Par de faibles conseils ne crois plus m’arrêter :
Au comble du malheur, que peut-on redouter ?
Oui, je vais terminer ou mes jours, ou mes peines.
Qui n’ose s’affranchir est digne de ses chaînes.
5 Depuis que rappelée où régnaient mes aïeux
J’ai quitté la Norvège, et qu’un sort odieux
À la cour d’Édouard et me cache et m’enchaîne,
Que de jours écoulés, jours perdus pour ma haine !
L’Ecosse cependant élève en vain sa voix
10 Vers ces bords où gémit la fille de ses rois ;
Pour chasser ses tyrans, pour servir ma vengeance,
Pour renaître, Edimbourg n’attend que ma présence.

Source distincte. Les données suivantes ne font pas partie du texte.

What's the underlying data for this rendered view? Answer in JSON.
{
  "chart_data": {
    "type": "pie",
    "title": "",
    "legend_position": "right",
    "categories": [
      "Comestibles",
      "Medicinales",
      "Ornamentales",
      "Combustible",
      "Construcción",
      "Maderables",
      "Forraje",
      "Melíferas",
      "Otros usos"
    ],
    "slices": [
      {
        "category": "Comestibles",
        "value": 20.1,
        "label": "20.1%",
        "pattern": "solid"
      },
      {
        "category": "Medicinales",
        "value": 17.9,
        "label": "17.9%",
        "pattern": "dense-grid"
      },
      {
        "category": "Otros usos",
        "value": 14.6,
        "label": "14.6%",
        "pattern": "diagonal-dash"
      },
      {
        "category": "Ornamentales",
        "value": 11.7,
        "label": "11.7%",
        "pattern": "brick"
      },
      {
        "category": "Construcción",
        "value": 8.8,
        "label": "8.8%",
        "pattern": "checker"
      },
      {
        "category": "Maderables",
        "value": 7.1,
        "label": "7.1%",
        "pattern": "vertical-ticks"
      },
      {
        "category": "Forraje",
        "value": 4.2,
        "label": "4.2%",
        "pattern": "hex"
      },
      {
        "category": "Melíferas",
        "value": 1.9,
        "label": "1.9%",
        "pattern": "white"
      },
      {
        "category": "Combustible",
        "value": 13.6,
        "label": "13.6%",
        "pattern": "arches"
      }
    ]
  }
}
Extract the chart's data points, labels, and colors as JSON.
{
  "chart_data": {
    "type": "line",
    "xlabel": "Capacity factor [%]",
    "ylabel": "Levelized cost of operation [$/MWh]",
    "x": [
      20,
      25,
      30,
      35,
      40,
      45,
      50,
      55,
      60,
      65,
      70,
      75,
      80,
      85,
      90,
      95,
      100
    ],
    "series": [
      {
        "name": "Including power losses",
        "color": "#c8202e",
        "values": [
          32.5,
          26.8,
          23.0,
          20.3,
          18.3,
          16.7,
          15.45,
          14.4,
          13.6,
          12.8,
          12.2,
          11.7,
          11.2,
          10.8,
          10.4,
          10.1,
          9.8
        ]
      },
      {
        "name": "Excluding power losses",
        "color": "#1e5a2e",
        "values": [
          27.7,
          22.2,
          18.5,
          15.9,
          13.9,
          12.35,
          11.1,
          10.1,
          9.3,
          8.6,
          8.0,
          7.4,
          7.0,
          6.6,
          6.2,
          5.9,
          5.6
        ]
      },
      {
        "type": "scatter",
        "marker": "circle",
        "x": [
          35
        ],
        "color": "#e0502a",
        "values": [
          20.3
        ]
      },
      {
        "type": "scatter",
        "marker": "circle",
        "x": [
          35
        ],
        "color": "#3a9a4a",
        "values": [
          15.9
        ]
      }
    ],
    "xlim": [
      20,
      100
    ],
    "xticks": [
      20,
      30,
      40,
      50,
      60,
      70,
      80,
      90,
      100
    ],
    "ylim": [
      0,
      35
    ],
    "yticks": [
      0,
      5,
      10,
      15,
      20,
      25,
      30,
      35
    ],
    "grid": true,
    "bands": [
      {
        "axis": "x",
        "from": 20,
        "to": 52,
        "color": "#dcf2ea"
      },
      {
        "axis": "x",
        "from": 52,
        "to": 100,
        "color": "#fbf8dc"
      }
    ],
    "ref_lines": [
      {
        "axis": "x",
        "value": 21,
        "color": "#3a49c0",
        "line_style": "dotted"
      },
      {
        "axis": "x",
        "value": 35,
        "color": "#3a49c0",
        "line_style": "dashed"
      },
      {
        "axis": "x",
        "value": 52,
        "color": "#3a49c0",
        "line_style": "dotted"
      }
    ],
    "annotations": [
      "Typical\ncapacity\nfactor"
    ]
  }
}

D’un vil déguisement c’est trop longtemps souffrir ;
Il faut fuir, Amélie, et régner, ou mourir.
AMÉLIE.
15 Ah ! Madame, arrêtez ; que prétendez-vous faire ?
Le conseil du courroux est toujours téméraire :
Dissimulez encore, assurez vos projets,
Et ne quittez ces lieux qu’à l’instant du succès.
Votre déguisement est sans ignominie :
20 Depuis le jour fatal où la flotte ennemie,
Détruisant votre espoir, traîna dans ces climats
Le vaisseau qui devait vous rendre à vos états ;
Prise par vos vainqueurs sans en être connue,
Sans honte vous pouvez vous montrer à leur vue.
25 Vous auriez à rougir si vos fiers ravisseurs,
Voyant Alzonde en vous, voyaient tous vos malheurs :
Mais du secret encor vous êtes assurée,
Et la honte n’est rien quand elle est ignorée.
ALZONDE.
Vous parlez en esclave : un coeur né pour régner
30 D’un joug même ignoré ne peut trop s’éloigner ; :
Ne dût-on jamais voir la chaîne qui l’attache,
Pour en être flétri c’est assez qu’il le sache.
Le secret ne peut point excuser nos erreurs,
Et notre premier juge est au fond de nos coeurs.
35 Dans l’affreux désespoir où mon destin me jette
Crois-tu donc que pour moi la paix soit encor faite?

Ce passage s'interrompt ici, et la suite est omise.